Australia kept interest rates unchanged Tuesday, betting that a rebound in property prices will increase household wealth and confidence and see consumers more willing to part with their cash.
Reserve Bank chief Philip Lowe and his board left the cash rate at 0.75% in Sydney as they monitor the ongoing impact of three reductions since June. The decision was predicted by money markets and economists and comes as policy makers struggle to accelerate economic growth and rekindle inflation.
“Given global developments and the evidence of the spare capacity in the Australian economy, it is reasonable to expect that an extended period of low interest rates will be required in Australia,” Governor Lowe said in a statement announcing the decision. The board “is prepared to ease monetary policy further if needed to support sustainable growth in the economy.”

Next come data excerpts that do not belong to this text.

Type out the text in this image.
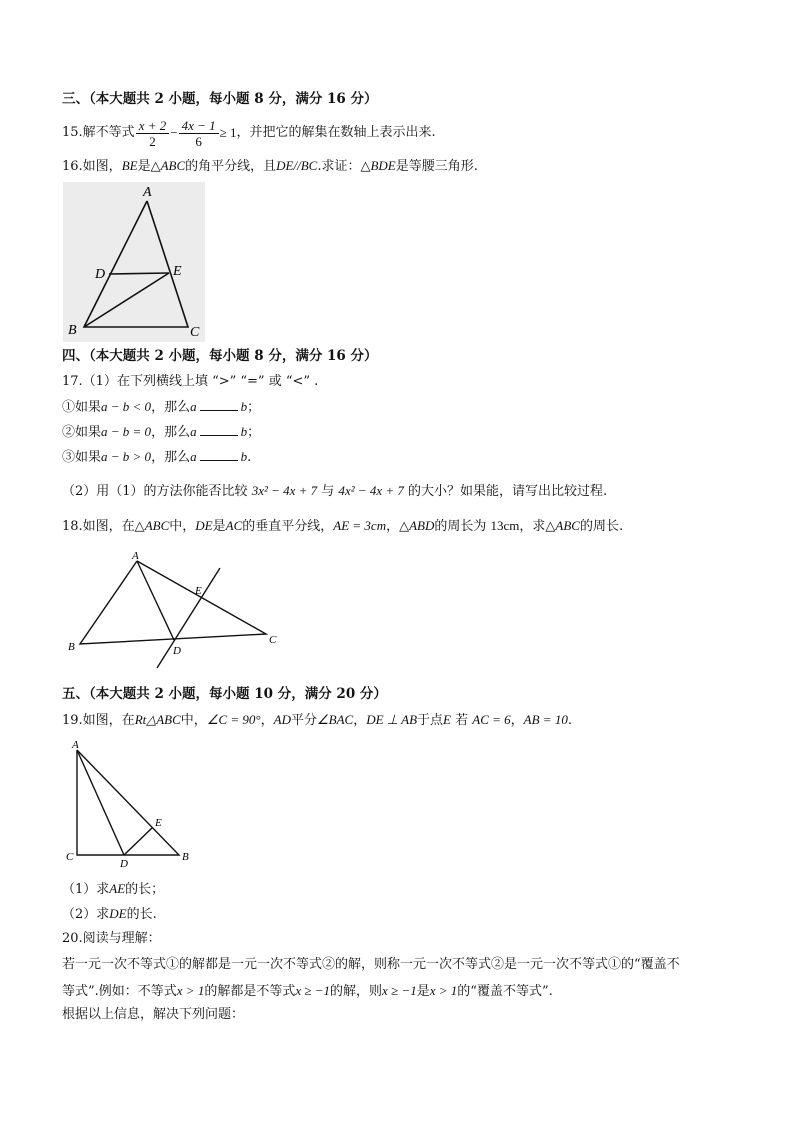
三、（本大题共 2 小题，每小题 8 分，满分 16 分）
15.解不等式 $\frac{x + 2}{2} - \frac{4x - 1}{6} \ge 1$ ，并把它的解集在数轴上表示出来.
16.如图，BE是△ABC的角平分线，且DE//BC.求证：△BDE是等腰三角形.
A
D	E
B	C
四、（本大题共 2 小题，每小题 8 分，满分 16 分）
17.（1）在下列横线上填 “>” “=” 或 “<” .
①如果a − b < 0，那么a	b；
②如果a − b = 0，那么a	b；
③如果a − b > 0，那么a	b.
（2）用（1）的方法你能否比较 3x² − 4x + 7 与 4x² − 4x + 7 的大小？如果能，请写出比较过程.
18.如图，在△ABC中，DE是AC的垂直平分线，AE = 3cm，△ABD的周长为 13cm，求△ABC的周长.
A
E
B	D
C
五、（本大题共 2 小题，每小题 10 分，满分 20 分）
19.如图，在Rt△ABC中，∠C = 90°，AD平分∠BAC，DE ⊥ AB于点E 若 AC = 6，AB = 10.
A
E
C
D
B
（1）求AE的长；
（2）求DE的长.
20.阅读与理解：
若一元一次不等式①的解都是一元一次不等式②的解，则称一元一次不等式②是一元一次不等式①的“覆盖不
等式”.例如：不等式x > 1的解都是不等式x ≥ −1的解，则x ≥ −1是x > 1的“覆盖不等式”.
根据以上信息，解决下列问题：
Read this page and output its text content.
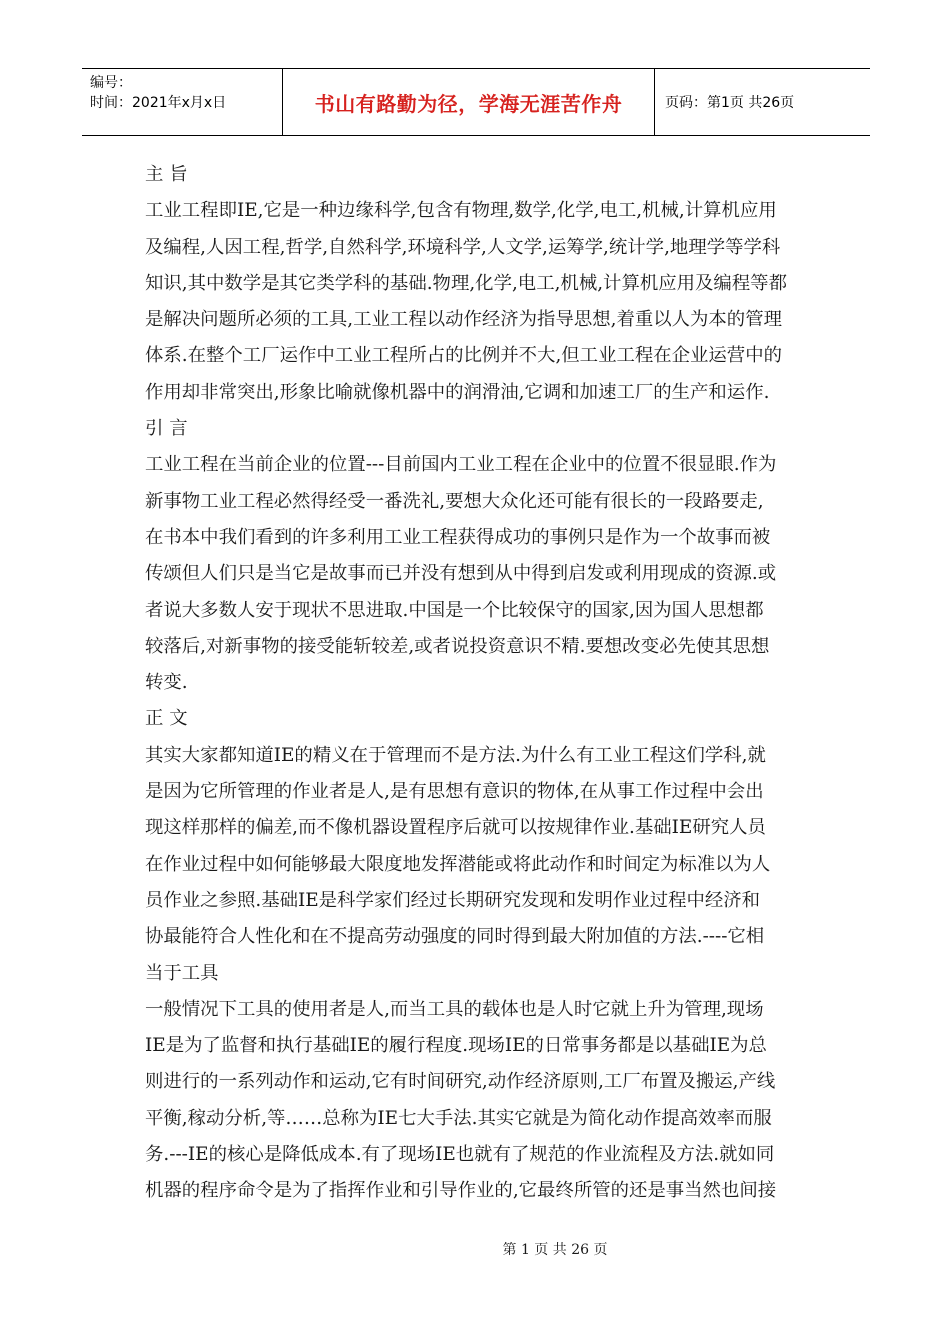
编号：
时间：2021年x月x日	书山有路勤为径，学海无涯苦作舟	页码：第1页 共26页
主 旨
工业工程即IE,它是一种边缘科学,包含有物理,数学,化学,电工,机械,计算机应用
及编程,人因工程,哲学,自然科学,环境科学,人文学,运筹学,统计学,地理学等学科
知识,其中数学是其它类学科的基础.物理,化学,电工,机械,计算机应用及编程等都
是解决问题所必须的工具,工业工程以动作经济为指导思想,着重以人为本的管理
体系.在整个工厂运作中工业工程所占的比例并不大,但工业工程在企业运营中的
作用却非常突出,形象比喻就像机器中的润滑油,它调和加速工厂的生产和运作.
引 言
工业工程在当前企业的位置---目前国内工业工程在企业中的位置不很显眼.作为
新事物工业工程必然得经受一番洗礼,要想大众化还可能有很长的一段路要走,
在书本中我们看到的许多利用工业工程获得成功的事例只是作为一个故事而被
传颂但人们只是当它是故事而已并没有想到从中得到启发或利用现成的资源.或
者说大多数人安于现状不思进取.中国是一个比较保守的国家,因为国人思想都
较落后,对新事物的接受能斩较差,或者说投资意识不精.要想改变必先使其思想
转变.
正 文
其实大家都知道IE的精义在于管理而不是方法.为什么有工业工程这们学科,就
是因为它所管理的作业者是人,是有思想有意识的物体,在从事工作过程中会出
现这样那样的偏差,而不像机器设置程序后就可以按规律作业.基础IE研究人员
在作业过程中如何能够最大限度地发挥潜能或将此动作和时间定为标准以为人
员作业之参照.基础IE是科学家们经过长期研究发现和发明作业过程中经济和
协最能符合人性化和在不提高劳动强度的同时得到最大附加值的方法.----它相
当于工具
一般情况下工具的使用者是人,而当工具的载体也是人时它就上升为管理,现场
IE是为了监督和执行基础IE的履行程度.现场IE的日常事务都是以基础IE为总
则进行的一系列动作和运动,它有时间研究,动作经济原则,工厂布置及搬运,产线
平衡,稼动分析,等……总称为IE七大手法.其实它就是为简化动作提高效率而服
务.---IE的核心是降低成本.有了现场IE也就有了规范的作业流程及方法.就如同
机器的程序命令是为了指挥作业和引导作业的,它最终所管的还是事当然也间接
第 1 页 共 26 页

Australia gained much-needed breathing space in its easing cycle when the Federal Reserve signaled last week it was pausing rate cuts. That is likely to cool upward pressure on an Aussie dollar that Lowe has struggled to contain in order to keep his nation’s exporters competitive and hiring.
While the RBA’s three-quarters of a percentage point of rate cuts -- the same as the Fed -- and Australian government tax rebates have failed to lift flagging consumer spirits, monetary policy easing has been a boon for housing.
Prices in Melbourne surged 2.3% in October, the biggest monthly gain in almost 10 years, and have jumped 6% since bottoming in May. Sydney isn’t far behind, advancing 1.7% last month and rebounding 5.3% since May.
Yet that wealth effect hasn’t translated into improved sentiment: consumer confidence has fallen in four of the five months since the RBA resumed easing; retail sales, meanwhile, are miserable and rose just 0.2% in September from a year earlier and actually fell 0.1% in volume terms in the third quarter.